Numerous doctors and nurses and medical facilities have been hit or targeted by missiles or air strikes since the start of the conflict in Syria in March 2011.
The latest case came when an air strike and artillery fire hit the two largest hospitals in rebel-held parts of Syria’s Aleppo overnight, in what rights groups said was a deliberate strategy of targeting civilian infrastructure.
“Let us be clear. Those using ever more destructive weapons know exactly what they are doing. They know they are committing war crimes,” said UN Secretary General Ban Ki-moon.
The Syrian conflict, prompted by the regime’s bloody repression of peaceful pro-democracy demonstrations, has become a multi-sided war, with many players, from both Syria and abroad.
The overnight attack in Aleppo killed two patients and wounded two medical staff, according to medical charity Doctors Without Borders (MSF).
Already on September 20, four medics were killed and a nurse critically wounded when an air strike hit a clinic in a village near Aleppo.
More than 300,000 people have been killed in the Syrian conflict and more than half of the population displaced.
The US non-governmental organisation Physicians for Human Rights said it had registered a total of 382 attacks on 269 separate medical establishments between March 2011 and the end of June this year.
During that same period, 757 medical personnel were killed.
The watchdog said 90 percent of the attacks were blamed on regime forces and their allies and that most of those on health facilities were deliberate in order to destroy them.
Under siege
Barrel bombs and cluster bombs were used on at least 74 occasions to attack the hospitals, it said.
“The majority of attacks on medical facilities were targeted attacks, meaning that these locations were deliberately chosen for destruction, in violation of international humanitarian law,” the non-governmental organization said on its website.
MSF said that during 2015, 23 MSF-supported Syrian health staff were killed and 58 wounded.
Furthermore, 63 MSF-supported hospitals and clinics were bombed or shelled on 94 separate occasions in 2015.
Twelve of them were completely destroyed while 81 members of the medical staff were killed or wounded.
“After five years of war in Syria the health infrastructure has been decimated,” it said.
On February 15, 2016 a bombing raid targeted a hospital supported by MSF in the northwestern rebel province of Idlib, killing 25.
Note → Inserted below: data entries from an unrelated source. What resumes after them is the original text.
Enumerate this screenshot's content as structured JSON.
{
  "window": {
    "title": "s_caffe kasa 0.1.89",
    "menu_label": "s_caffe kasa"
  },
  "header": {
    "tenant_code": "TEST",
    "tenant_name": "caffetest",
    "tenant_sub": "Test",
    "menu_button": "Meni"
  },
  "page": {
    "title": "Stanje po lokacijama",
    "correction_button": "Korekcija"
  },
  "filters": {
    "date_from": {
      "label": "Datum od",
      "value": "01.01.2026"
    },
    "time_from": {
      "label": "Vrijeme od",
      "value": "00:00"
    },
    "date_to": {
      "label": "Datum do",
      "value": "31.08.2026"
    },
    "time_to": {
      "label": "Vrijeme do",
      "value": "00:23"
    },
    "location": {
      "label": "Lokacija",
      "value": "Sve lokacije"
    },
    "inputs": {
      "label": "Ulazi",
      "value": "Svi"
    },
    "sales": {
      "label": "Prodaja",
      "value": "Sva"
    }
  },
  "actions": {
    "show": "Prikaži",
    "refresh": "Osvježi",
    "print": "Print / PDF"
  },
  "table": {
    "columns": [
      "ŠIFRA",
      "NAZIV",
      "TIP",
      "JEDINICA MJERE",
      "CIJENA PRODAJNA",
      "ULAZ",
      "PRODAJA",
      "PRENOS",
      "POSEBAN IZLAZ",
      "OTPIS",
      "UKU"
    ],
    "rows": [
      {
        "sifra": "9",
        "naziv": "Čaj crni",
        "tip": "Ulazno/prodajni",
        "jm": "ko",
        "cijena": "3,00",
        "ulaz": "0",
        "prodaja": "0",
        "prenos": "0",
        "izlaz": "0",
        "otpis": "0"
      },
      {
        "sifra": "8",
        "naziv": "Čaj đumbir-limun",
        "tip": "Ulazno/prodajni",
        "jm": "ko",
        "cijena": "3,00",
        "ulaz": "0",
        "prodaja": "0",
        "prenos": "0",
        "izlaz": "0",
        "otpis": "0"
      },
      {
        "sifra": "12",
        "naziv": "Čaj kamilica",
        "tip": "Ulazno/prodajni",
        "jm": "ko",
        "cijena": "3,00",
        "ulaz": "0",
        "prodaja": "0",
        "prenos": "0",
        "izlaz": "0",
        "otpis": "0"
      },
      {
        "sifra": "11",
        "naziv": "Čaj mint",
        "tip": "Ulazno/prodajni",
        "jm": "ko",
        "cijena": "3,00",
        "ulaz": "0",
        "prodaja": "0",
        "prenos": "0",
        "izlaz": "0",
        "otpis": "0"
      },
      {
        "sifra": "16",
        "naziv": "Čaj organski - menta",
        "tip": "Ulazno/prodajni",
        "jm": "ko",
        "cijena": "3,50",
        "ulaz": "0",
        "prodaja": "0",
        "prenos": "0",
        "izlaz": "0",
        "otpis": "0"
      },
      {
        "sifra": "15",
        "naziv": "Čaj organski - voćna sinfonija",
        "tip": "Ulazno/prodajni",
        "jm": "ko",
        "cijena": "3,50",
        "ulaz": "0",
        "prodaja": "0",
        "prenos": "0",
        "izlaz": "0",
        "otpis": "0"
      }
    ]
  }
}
“This attack can only have been deliberate. It was probably carried out by the coalition led by the Syrian government,” Joanne Liu, the international president of MSF, said at the time.
“Hospitals are not safe places, neither for the injured nor for the health workers… We can see no commitment on the part of the parties to the conflict to ensure adequate security conditions,” according to MSF.
In April regime air strikes left 31 dead, mostly in the bombing of a MSF-supported hospital in Aleppo.
In early 2014, the jihadist Islamic State group which controls vast zones in Syria abducted 13 MSF personnel and held five of them captive for nearly five months.
In May, the UN Security Council adopted a resolution on the protection of health workers and facilities during armed conflicts, but there has been no letup in these kinds of attacks in Syria and Yemen.
“International law is clear: medical workers, facilities and transport must be protected. The wounded and sick — civilians and fighters alike — must be spared,” Ban said at the time.